Let's see what the most simple hereditary sets look like.
In the subsection about the empty set, we have shown that the empty set is
equivalent with an integer number, namely zero (without the overlines here):
$$
\{\} = 0
$$
Applying the recursion rule once, starting with the empty set, we obtain:
$$
\{\} = 0 \quad \Longrightarrow \quad \{\{\}\} = \{0\}
$$
But the set containing only a zero can be bitmapped upon a sequence of bits
where only the bit at position zero is up:
.. 0000000001
And the numerical (integer) equivalent of this is the number $1$ :
$$
\{\} = 0 \quad \Longrightarrow \quad \{\{\}\} = \{0\} = 1
$$
We can proceed in this way:
$$
\{ \, \{\{\}\} \, \} = \{ 1 \} = \mbox{?}
$$
Bitmap:
.. 0000000010
Hence:
$$
\{ \, \{\{\}\} \, \} = \{ 1 \} = 2
$$
Next example:
$$
\{ \, \{\{\}\} , \{\} \, \} = \{ 1,0 \} = 3
$$
Bitmap:
.. 0000000011
The general pattern is supposed to be clear now.

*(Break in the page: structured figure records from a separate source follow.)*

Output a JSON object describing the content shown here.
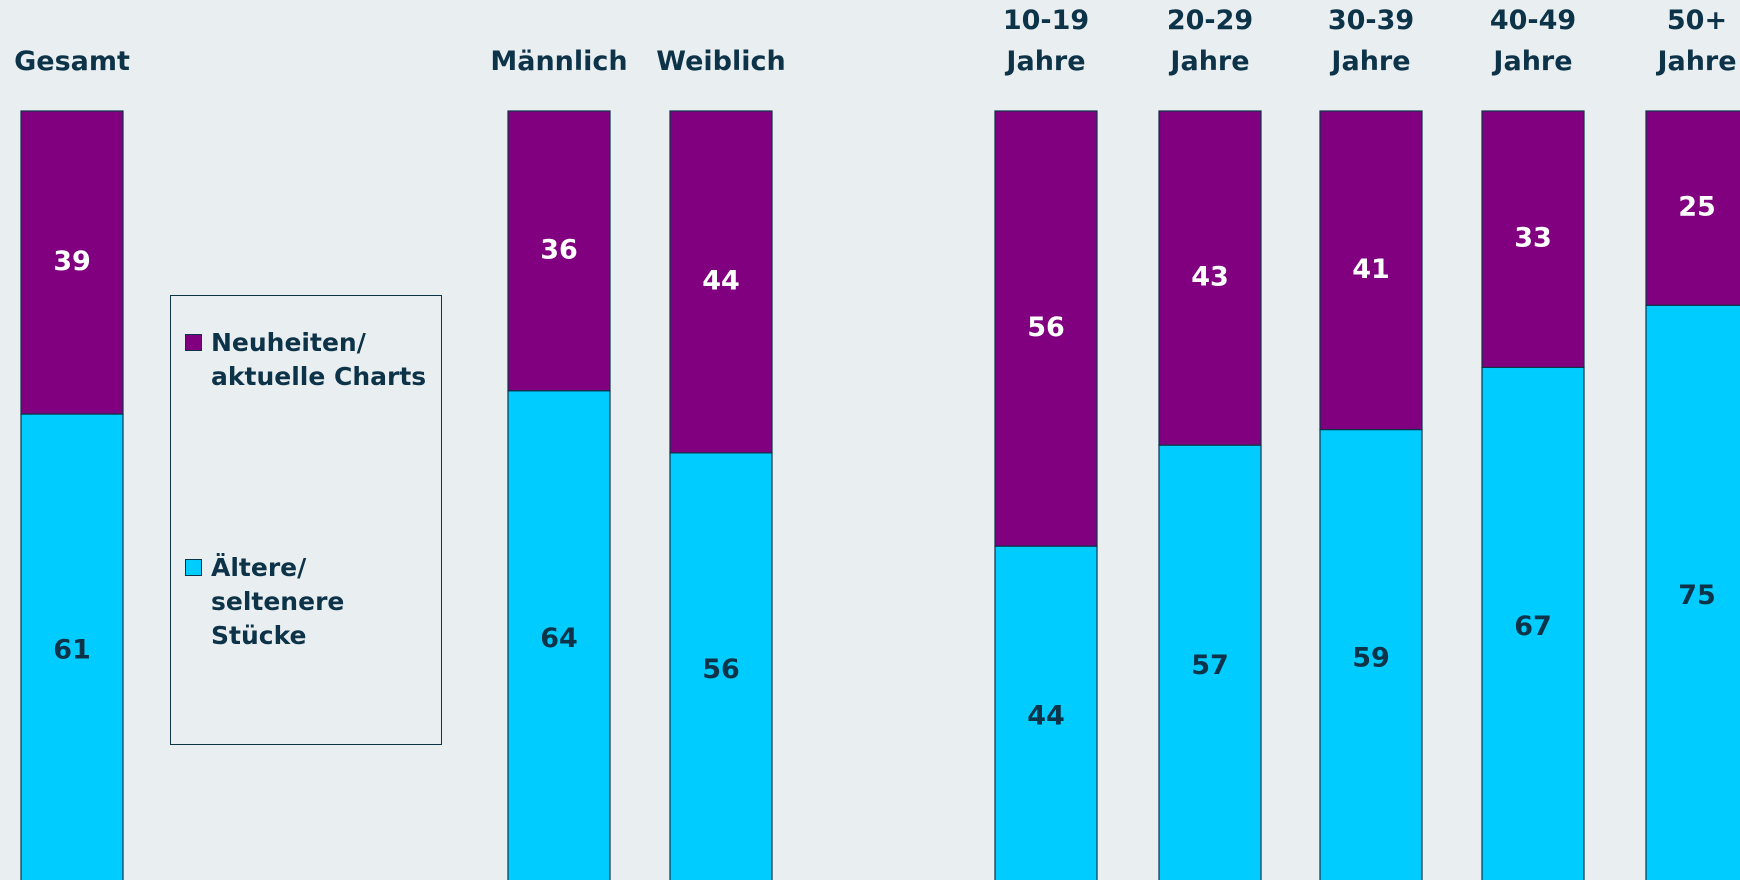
{
  "chart_data": {
    "type": "stacked_bar",
    "categories": [
      "Gesamt",
      "Männlich",
      "Weiblich",
      "10-19\nJahre",
      "20-29\nJahre",
      "30-39\nJahre",
      "40-49\nJahre",
      "50+\nJahre"
    ],
    "series": [
      {
        "name": "Neuheiten/\naktuelle Charts",
        "color": "#800080",
        "values": [
          39,
          36,
          44,
          56,
          43,
          41,
          33,
          25
        ]
      },
      {
        "name": "Ältere/\nseltenere\nStücke",
        "color": "#00ccff",
        "values": [
          61,
          64,
          56,
          44,
          57,
          59,
          67,
          75
        ]
      }
    ],
    "ylim": [
      0,
      100
    ]
  }
}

Proceeding in this way, we subsequently have:
$$
\begin{array}{l}
0 = 000 = [\; ] = \{\} \\
1 = 001 = [0] = \{\{\}\} \\
2 = 010 = [1] = \{\{\{\}\}\} \\
3 = 011 = [0\; 1] = \{\{\}\{\{\}\}\} \\
4 = 100 = [2] = \{\{\{\{\}\}\}\} \\
5 = 101 = [0\; 2] = \{\{\}\{\{\{\}\}\}\} \\
6 = 110 = [1\; 2] = \{\{\{\}\}\{\{\{\}\}\}\} \\
7 = 111 = [0\; 1\; 2] = \{\{\}\{\{\}\}\{\{\{\}\}\}\} \\
\cdots
\end{array}
$$
Where the curly braces in the middle have been replaced by square brackets and where commas and blanks on the right
are left out for the purpose of unreadability (:-) Or is it because they might rather disturb automatic processing?
Anyway, what we have obtained now, in a very specific sense, is a hitherto missing string of curly braces
representation of sets. Herewith, our sequence of set representations (number - bitmap - array - string) is complete.